When Thomas first the tidings heard
That they had seen the risen Lord,
He doubted the disciples' word. Alleluia.
"My pierced side, O Thomas, see,
And look upon My hands, My feet;
Not faithless but believing be." Alleluia!
No longer Thomas then denied;
He saw the feet, the hands, the side;
"You are my Lord and God!" he cried. Alleluia!
How blest are they who have not seen
And yet whose faith has constant been,
For they eternal life shall win. Alleluia! (LSB 471:5-8)

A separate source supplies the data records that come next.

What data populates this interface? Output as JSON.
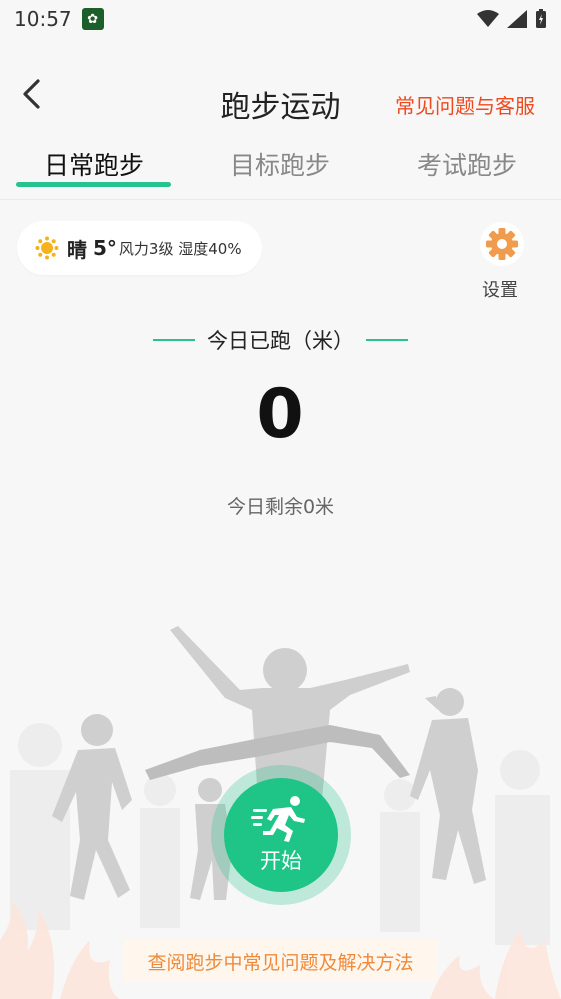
{
  "status_bar": {
    "time": "10:57"
  },
  "nav": {
    "title": "跑步运动",
    "help_link": "常见问题与客服"
  },
  "tabs": [
    {
      "label": "日常跑步",
      "active": true
    },
    {
      "label": "目标跑步",
      "active": false
    },
    {
      "label": "考试跑步",
      "active": false
    }
  ],
  "weather": {
    "icon": "sun-icon",
    "condition": "晴",
    "temperature": "5°",
    "detail": "风力3级 湿度40%"
  },
  "settings": {
    "label": "设置",
    "icon": "gear-icon"
  },
  "today": {
    "header": "今日已跑（米）",
    "distance": "0",
    "remaining": "今日剩余0米"
  },
  "start_button": {
    "label": "开始",
    "icon": "running-person-icon"
  },
  "faq_banner": {
    "text": "查阅跑步中常见问题及解决方法"
  },
  "colors": {
    "accent": "#27c28f",
    "link": "#ef4a1e",
    "gear": "#f19c4c",
    "banner_text": "#ef8a3a"
  }
}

The collect rejoices that God strengthened Thomas with firm and certain faith in the resurrection, and asks that we may be given such faith also and so never be found wanting in God's sight. St. Thomas' Day, falling so close to Christmas as it always does, reminds us that in the days to come we must press beyond what we see to what God reveals about what we see. We see a Child, lying in the manger, nursing at his mother's breast. But faith, which is the certainty of what is not seen, assures us that this Child is indeed "my Lord and my God" - the One through whom all things were made and without whom nothing was made that has been made; that this Child is the Life and Light of men that shines into the darkness; that in Him we meet and embrace a Forgiveness greater than all our sin and a Life stronger than all our death.
And St. Thomas and the Nativity tie together in another way. For at the consecration when He comes to us again in the Body born of Mary and the Blood poured out on the tree - the very Body Thomas touched - it is an ancient and salutary practice to confess with St. Thomas at the elevation: "My Lord and my God."